Los mexicanos somos muy amigueros y conversadores. Es más, tal vez esa sea una de nuestras principales virtudes. Una visita en un bar puede terminar volviéndote gran amigo de quien está sentado a tu lado, o una plática más allá de un “hola” con la cajera del supermercado puede traerte una alegría que te dure todo del día. ¿Qué es lo peor que puede pasar? ¿Que conozcas personas maravillosas, nuevos mejores amigos o incluso encuentres un buen amor?

5. A salir más allá de tu barrio.

Puede ser que nosotros estemos muy acostumbrados a movernos distancias largas para llegar al trabajo, la escuela o para visitar a algún amigo. Incluso hay quienes no temen viajar cientos de kilómetros para ver a un ser querido. Estimado amigo español, eso de no querer salir de tu barrio es muy estresante. “Uf que lejos”, “¿Por qué mejor no tomamos algo por aquí?” “¿Hay que tomar el metro para llegar?”… Ya es hora de ir dejando estas expresiones en el pasado ¡y de lanzarte a la aventura!

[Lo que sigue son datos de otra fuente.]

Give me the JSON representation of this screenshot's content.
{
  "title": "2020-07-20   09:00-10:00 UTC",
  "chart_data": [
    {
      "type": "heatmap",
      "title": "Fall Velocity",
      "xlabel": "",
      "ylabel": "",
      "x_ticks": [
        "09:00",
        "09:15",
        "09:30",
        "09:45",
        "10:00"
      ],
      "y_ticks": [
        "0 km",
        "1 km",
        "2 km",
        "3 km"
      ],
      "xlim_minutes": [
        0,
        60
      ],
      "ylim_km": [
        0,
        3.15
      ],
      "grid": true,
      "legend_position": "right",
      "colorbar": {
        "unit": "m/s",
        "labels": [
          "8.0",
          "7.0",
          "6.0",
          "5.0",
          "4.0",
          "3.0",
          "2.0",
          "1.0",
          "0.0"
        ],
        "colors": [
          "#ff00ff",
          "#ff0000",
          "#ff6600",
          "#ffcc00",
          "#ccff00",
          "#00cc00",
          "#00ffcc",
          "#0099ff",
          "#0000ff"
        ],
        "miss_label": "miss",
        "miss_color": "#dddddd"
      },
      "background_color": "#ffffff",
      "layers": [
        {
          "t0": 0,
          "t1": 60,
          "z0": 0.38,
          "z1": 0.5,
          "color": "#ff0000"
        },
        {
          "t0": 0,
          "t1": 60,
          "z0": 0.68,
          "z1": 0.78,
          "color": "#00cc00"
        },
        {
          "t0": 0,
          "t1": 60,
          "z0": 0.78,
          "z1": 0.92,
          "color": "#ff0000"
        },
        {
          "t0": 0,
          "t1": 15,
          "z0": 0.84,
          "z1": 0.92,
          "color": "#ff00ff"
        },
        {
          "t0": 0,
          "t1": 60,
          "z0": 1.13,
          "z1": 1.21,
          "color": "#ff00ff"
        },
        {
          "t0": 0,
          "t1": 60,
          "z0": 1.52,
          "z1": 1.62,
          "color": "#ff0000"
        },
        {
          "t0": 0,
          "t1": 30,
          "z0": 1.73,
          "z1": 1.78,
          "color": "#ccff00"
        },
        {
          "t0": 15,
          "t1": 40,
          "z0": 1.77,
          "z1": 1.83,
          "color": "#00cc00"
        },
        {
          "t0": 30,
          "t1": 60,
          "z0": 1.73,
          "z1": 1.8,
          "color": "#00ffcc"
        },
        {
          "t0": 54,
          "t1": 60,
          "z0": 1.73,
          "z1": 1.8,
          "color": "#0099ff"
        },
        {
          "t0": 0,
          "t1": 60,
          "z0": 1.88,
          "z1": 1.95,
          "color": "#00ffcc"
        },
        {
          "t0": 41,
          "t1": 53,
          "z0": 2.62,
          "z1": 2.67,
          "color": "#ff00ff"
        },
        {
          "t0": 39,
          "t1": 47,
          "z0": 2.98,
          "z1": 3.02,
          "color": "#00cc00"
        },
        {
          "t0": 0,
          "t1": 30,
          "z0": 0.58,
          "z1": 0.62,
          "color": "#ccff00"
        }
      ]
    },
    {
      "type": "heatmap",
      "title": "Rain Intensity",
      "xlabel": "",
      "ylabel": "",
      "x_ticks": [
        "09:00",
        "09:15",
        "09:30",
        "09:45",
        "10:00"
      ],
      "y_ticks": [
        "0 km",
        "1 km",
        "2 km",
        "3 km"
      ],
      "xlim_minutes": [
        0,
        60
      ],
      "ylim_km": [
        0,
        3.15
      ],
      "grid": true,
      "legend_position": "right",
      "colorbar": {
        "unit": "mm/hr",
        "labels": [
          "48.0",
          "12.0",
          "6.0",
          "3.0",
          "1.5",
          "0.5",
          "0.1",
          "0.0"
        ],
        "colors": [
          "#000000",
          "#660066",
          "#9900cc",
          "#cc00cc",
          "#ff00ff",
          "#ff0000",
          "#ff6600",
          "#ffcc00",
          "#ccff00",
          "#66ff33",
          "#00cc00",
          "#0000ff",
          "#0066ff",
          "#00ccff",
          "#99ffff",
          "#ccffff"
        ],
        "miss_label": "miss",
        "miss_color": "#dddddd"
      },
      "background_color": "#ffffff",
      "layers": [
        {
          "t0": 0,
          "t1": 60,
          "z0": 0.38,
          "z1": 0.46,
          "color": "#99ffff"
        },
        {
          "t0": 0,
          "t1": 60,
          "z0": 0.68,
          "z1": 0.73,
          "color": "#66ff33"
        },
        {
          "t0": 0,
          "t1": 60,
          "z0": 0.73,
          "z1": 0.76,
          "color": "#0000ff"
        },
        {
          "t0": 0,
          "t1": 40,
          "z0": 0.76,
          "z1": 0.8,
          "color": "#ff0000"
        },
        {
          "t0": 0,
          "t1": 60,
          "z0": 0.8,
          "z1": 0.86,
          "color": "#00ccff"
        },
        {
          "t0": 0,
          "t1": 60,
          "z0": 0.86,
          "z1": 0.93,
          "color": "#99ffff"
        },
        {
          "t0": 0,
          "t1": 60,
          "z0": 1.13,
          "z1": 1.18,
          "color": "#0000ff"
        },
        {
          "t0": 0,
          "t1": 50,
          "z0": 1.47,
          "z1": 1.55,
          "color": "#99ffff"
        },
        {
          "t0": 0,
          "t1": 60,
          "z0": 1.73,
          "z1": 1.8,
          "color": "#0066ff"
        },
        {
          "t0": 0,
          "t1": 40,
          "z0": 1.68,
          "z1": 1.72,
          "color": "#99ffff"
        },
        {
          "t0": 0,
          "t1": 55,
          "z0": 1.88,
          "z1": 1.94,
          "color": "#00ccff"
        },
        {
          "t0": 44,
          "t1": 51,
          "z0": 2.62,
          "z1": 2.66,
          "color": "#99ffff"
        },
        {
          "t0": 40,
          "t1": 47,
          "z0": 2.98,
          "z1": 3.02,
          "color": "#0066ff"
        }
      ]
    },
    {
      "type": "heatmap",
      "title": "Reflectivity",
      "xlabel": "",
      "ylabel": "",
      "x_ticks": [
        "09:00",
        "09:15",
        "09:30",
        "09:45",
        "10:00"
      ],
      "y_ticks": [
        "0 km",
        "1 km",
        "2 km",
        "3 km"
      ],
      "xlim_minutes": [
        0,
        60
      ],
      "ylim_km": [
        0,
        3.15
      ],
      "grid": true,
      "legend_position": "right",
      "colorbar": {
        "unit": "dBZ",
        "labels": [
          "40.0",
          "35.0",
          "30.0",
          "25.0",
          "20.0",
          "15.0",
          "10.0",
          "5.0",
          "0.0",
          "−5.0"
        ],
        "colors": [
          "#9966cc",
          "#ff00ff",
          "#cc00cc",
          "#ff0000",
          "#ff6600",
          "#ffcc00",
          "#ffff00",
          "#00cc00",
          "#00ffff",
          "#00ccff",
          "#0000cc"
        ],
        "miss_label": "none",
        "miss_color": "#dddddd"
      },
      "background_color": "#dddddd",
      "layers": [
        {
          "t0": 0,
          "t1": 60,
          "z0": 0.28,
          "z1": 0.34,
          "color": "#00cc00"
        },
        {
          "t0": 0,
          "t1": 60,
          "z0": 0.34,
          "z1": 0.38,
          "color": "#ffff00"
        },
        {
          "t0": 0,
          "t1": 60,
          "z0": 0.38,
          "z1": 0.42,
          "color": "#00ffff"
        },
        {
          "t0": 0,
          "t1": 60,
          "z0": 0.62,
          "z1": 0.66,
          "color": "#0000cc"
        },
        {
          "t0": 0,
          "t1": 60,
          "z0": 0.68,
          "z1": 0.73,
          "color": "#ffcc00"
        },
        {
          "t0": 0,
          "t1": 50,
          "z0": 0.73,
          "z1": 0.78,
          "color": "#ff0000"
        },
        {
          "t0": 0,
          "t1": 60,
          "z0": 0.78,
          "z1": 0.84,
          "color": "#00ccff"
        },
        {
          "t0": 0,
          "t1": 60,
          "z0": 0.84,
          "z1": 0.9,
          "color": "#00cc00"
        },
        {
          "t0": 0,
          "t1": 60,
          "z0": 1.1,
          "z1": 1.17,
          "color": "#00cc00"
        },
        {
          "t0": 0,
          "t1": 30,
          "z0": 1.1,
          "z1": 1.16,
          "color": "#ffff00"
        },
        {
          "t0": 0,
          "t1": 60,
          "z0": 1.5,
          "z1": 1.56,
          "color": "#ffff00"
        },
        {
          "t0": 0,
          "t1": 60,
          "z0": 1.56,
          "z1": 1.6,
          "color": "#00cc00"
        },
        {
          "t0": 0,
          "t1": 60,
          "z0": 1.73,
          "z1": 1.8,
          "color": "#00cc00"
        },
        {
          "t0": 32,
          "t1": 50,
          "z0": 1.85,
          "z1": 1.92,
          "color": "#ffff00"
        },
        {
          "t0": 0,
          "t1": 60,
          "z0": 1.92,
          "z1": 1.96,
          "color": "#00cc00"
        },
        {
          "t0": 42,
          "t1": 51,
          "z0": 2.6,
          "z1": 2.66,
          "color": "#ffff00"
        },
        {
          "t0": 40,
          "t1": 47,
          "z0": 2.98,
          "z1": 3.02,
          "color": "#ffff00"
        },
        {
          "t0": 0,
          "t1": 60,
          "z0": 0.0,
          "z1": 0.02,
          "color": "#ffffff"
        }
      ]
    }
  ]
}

6. A celebrar a la Muerte.

Los mexicanos nos burlamos de ella, nos disfrazamos de esqueletos y salimos a bailar a la calles. Ponemos ofrendas, escuchamos mariachi, bebemos tequila, cantamos y adornamos nuestras casas y cementerios con decenas de veladoras, papel de colores y flores. En fin, celebramos al mismo tiempo que nuestros muertos puedan venir a convivir con nosotros por una noche y que seguimos vivos. Si tienes amigos mexicanos, visítalos en Día de Muertos y déjate sorprender por esta tremenda tradición.

7. A beber como dios manda.

No todo es vino y cerveza, y aunque las dos son bebidas deliciosas, podrían explorar otras bebidas… ¿Has probado el pulque, el mezcal o un buen tequila? Los tequilas que venden en general en España están muy por debajo de la calidad que existe; un buen tequila no debe quemar, ni arder, ni apestar a alcohol de farmacia. Y además de beber, también se trata de la convivencia, la música, el baile, los chistes y el ambiente. Si no has vivido una noche de fiesta a la mexicana, no sabes de lo que te estás perdiendo…

8. A tener lugares que vendan comida durante las veinticuatro horas…

Es un verdadero martirio salir de alguna reunión, del trabajo o de alguna fiesta y morir de hambre. No logro entender cómo han logrado sobrevivir tanto tiempo sin puestos de comida que abren las 24 horas. Nada como un taco, una hamburguesa o unas quesadillas para seguir la noche…

9. A celebrar y a mantener las tradiciones.

Cada ciudad, pueblito, barrio e incluso una familia mexicana tienen, celebran y heredan tradiciones cada año. España tiene tradiciones tan variadas y extravagantes como en México, pero parecen desaparecer poco a poco, e incluso algunos reniegan de ellas clasificándolas de “anticuadas”. Disfruten de sus carnavales, de las hogueras de San Juan, las Fallas e incluso traten de entender y disfrutar todas las celebraciones, aunque les puedan parecer extrañas (el caga tió, la romería de los ataúdes o el colacho). Es en esas pequeñas celebraciones donde radica el espíritu de sus raíces, no las abandonen.

10. A disfrutar de las rancheras, la salsa y la cumbia.

En los últimos años se ha puesto de moda el “ritmo latino” y ahora España está llena de centros nocturnos con este estilo de música, así como estudios de baile donde puedes aprender a mover las caderas como todo un mexicano. Si eres de esos españoles que se resisten al manjar de una fiesta latina, te incito a que lo pruebes y caigas ante el afrodisiaco sonido del acordeón, las guitarras, el piano, el bongó, la conga, la trompeta y el trombón.

11. A desayunar…

Simplemente no logro entender cómo pueden empezar su día comiendo únicamente un pan tostado y un café. Expertos nutriólogos defienden que el desayuno es la comida más importante del día pero, aunque no sea cierto, el placer de desayunar unos huevos divorciados, unos chilaquiles, un tamal o unas quesadillas te pondrá de tan buen humor que no habrá nada que arruine el día. Es el secreto del por qué los mexicanos siempre estamos sonrientes, somos amables y andamos de tan buen humor.